CME in California

Last weekend I attended the annual one-day conference for providers of continuing medical education (CME) in California. Presented in Sacramento this year by the Institute for Medical Quality (IMQ), a division of the California Medical Association, there were talks on documentation requirements and updated accreditation criteria. There was praise and support for the majority of those attending, the office staff who organize much of the CME offered in the state.

I was there as chair of my hospital’s CME Committee, a position I’ve held since January. While my primary concern is commercial bias in CME, the conference highlighted two other areas of potential controversy I thought I’d share here as well.

Regarding industry bias, there is good news and bad news. The good is that overt bias is explicitly and increasingly monitored. There are regulations at both state and national levels to maintain a wall of separation between industry funding sources and the content of CME presentations. Physician audiences evaluate each CME offering and are asked whether any bias was present. Thanks to media attention and official pronouncements, the issue is now on everyone’s mind.

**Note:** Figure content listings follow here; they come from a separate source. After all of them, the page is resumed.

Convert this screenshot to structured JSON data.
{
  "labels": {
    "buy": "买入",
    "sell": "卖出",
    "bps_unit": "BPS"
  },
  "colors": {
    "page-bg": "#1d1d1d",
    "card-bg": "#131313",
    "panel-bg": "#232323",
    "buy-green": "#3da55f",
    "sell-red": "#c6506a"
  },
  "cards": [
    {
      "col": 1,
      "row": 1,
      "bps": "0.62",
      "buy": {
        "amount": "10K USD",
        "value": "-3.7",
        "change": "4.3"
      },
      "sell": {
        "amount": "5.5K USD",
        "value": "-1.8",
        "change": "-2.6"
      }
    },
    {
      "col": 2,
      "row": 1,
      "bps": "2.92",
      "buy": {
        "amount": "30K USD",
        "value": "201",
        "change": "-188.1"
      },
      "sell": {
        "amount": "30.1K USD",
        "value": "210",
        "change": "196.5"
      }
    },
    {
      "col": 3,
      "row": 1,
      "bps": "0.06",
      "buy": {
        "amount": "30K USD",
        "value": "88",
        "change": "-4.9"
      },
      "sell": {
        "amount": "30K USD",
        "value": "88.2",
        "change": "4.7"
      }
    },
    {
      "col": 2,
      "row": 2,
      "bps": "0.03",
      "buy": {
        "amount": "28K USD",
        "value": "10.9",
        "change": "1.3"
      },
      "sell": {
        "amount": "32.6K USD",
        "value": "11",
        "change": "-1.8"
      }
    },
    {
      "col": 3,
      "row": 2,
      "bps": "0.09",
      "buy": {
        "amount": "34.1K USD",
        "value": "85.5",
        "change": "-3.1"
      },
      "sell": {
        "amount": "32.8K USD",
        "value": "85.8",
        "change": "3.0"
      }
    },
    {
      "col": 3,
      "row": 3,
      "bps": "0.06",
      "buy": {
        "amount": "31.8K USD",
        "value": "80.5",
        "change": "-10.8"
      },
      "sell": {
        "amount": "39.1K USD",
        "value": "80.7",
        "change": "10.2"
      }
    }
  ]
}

At last it seems reasonable to hope that bald-faced marketing pitches in the guise of balanced CME are on their way out, at least in academic settings.

The bad news is that CME is not provided only in academic settings. “Medical education communication companies” (MECCs) are private entities that host about 40% of all CME accredited by ACCME, using funds mostly from drug companies. As described in the PharmaLive blog, “Most MECCs were simply spun off from advertising and marketing agencies doing business with pharmaceutical companies.” Psychiatrist-blogger Daniel Carlat calls this arrangement “money laundering”; the fairness of this characterization hinges on whether the MECC itself allows its funding to influence its message. While I imagine MECCs run the gamut from earnest educators to crass money launderers, I confess to some cynicism after having experienced first-hand a public relations firm showcasing a Wyeth drug pitch in the guise of a public education event.

More subtle biases continue to slip under the radar as well. New products are welcome topics for CME, while older products, perhaps equally effective, are not. Prescription medications heavily advertised to the public — all new, relatively expensive, and not available generically — require CME introductions, so that doctors have an intelligent response when patients obey the advertising pitch and “ask their doctor” about them. Since physicians themselves seek education about new products, truly unbiased CME at this level seems an ideal not easily reached in real life.

Another topic discussed at the IMQ conference was a 2006 California law that requires all CME in the state to include “cultural and linguistic competency” (CLC) as part of the presentation. This CLC requirement aims to incorporate information regarding “health disparities” in all ongoing medical education. The basic idea is that language, economic, and cultural barriers have health consequences, and that it ought to be part of every California doctor’s training to know about them, and how they apply in every clinical situation. I’m sure the legislation was well-intended, and I agree CLC warrants special focus in medical education.

The problem is force-fitting CLC into every CME presentation. Many CME speakers have an area of research or clinical expertise, which is why they were chosen to speak in the first place. Most are not experts on CLC issues, but in deference to state law they need to cover (or pay lip-service to) this anyway. Instead of making speakers talk about something they lack expertise in, a better alternative would be to require a certain number of CME hours specifically devoted to CLC for annual re-licensing. Then CLC could be presented by CLC experts, and be given the attention and focus it deserves.

Perhaps the most interesting thing I experienced at the IMQ conference was the way “improving patient care” constituted the unquestionable goal of CME. Certainly it is a hard rationale to argue with. After all, medical practice as a whole is aimed toward patient care. It also lends itself to empirical validation: Did physician practices change, and ideally did patient outcomes improve, as a result of a given educational experience? I do agree that the goal of the great majority of CME should be to improve patient care.

However, physicians are not mere technicians. I have attended CME talks on psychiatric practices in other countries. I would be hard pressed to say how this changes my care of patients here, but it still seems valuable for me to know. I have attended CME on standards of care in medical areas other than psychiatry, areas I will never practice myself. I can easily imagine valuable CME that reviews public perceptions of controversial area of medicine both psychiatric and non-psychiatric, cosmetic surgery for instance, that would have no effect on patient care per se. Each of these examples rounds out the education of physician-learners in important but intangible ways. Unless the profession and the public are content with medical “training” as opposed to education, the focus of CME should in my opinion span a somewhat wider domain.

Ironically, the IMQ conference itself awarded me 5.5 hours of CME credit for attending, and yet nothing presented will “improve patient care” in any direct sense. It was still valuable, and I am glad I attended.